免疫试验

实验七淋巴细胞增殖试验

一、目的要求：

1. 掌握淋巴增殖试验的原理与用途；

2. 熟悉淋巴细胞增殖试验常用的技术方法。

二、实验原理：

1.淋巴细胞增殖试验又称淋巴细胞转化试验（Lymphocyte proliferation / transformation test）,是指淋巴细胞在体外培养时，受到特异性抗原或非特异性促有丝分裂原如植物血凝素（PHA）或刀豆蛋白A (ConA)刺激后，可出现蛋白质及核酸合成增加，细胞体积增大，胞质增加，出现空泡，核仁明显，染色质疏松，并能进行分裂的淋巴母细胞，此称为淋巴细胞增殖或淋巴细胞转化，其增殖能力或转化率的高低，可以反映机体的细胞免疫水平。

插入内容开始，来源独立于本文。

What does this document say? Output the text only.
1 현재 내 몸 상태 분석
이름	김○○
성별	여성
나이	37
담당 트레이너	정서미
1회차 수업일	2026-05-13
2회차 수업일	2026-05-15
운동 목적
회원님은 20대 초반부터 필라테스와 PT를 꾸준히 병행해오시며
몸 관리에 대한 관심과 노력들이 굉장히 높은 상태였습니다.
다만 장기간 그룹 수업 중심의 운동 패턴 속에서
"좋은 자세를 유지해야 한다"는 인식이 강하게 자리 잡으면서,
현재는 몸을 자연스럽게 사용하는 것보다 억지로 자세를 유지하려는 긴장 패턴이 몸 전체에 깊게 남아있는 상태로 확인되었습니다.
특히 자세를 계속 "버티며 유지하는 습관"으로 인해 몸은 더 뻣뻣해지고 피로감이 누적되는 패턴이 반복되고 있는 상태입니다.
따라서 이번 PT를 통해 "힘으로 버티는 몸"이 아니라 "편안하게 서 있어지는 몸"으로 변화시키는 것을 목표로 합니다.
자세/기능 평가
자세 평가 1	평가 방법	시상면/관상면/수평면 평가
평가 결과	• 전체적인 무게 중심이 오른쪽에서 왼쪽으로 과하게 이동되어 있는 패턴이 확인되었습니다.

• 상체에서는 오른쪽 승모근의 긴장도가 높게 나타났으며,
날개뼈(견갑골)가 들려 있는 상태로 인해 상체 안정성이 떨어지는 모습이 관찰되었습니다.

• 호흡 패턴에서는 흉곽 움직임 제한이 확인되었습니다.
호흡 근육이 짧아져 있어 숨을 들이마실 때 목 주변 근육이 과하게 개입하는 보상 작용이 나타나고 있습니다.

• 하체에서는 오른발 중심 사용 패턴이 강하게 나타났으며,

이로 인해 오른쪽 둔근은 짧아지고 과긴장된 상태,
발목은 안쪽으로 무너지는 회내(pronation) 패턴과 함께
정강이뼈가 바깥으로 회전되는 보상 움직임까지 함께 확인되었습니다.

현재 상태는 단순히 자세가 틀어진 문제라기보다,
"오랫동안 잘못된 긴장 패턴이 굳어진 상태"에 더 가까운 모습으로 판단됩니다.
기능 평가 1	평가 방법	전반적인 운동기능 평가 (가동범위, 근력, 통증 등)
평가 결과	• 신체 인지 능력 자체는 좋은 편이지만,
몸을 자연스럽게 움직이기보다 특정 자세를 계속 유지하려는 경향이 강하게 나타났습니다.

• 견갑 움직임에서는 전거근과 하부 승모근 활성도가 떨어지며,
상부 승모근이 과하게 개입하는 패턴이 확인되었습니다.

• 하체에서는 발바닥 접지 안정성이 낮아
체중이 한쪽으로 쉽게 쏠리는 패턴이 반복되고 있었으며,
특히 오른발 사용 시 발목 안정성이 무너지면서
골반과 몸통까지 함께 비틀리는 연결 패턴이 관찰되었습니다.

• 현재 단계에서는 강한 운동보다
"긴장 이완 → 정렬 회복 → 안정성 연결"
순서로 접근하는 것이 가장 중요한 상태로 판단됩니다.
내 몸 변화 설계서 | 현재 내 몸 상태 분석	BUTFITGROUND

淋巴细胞增殖试验常用的方法有形态学方法、3H-胸腺嘧啶核苷(3H-TdR)掺入法，MTT 比色以及荧光染料流式细胞仪计数法等，可根据不同的试验条件及试验目的，选择不同的试验方法。

2.本试验目的是形态学方法，观察小鼠血液中的T淋巴细胞在体外培养过程中，当加入促有丝分裂原ConA(刀豆蛋白A)刺激后，可转化为体积较大的淋巴母细胞，胞浆增多而深染，核增大并可见核仁，把细胞制成涂片，在显微镜下可观察到细胞转化的典型形态。

为什么只考虑T淋巴细胞而不考虑B淋巴细胞？

因为：促有丝分裂原小鼠T细胞小鼠B细胞

ConA / PHA + _

也就是说，ConA / PHA能刺激T细胞增殖，而不能刺激B细胞，而其他细胞如中性粒细胞在培养72h后，绝大部分衰变或死亡成碎片。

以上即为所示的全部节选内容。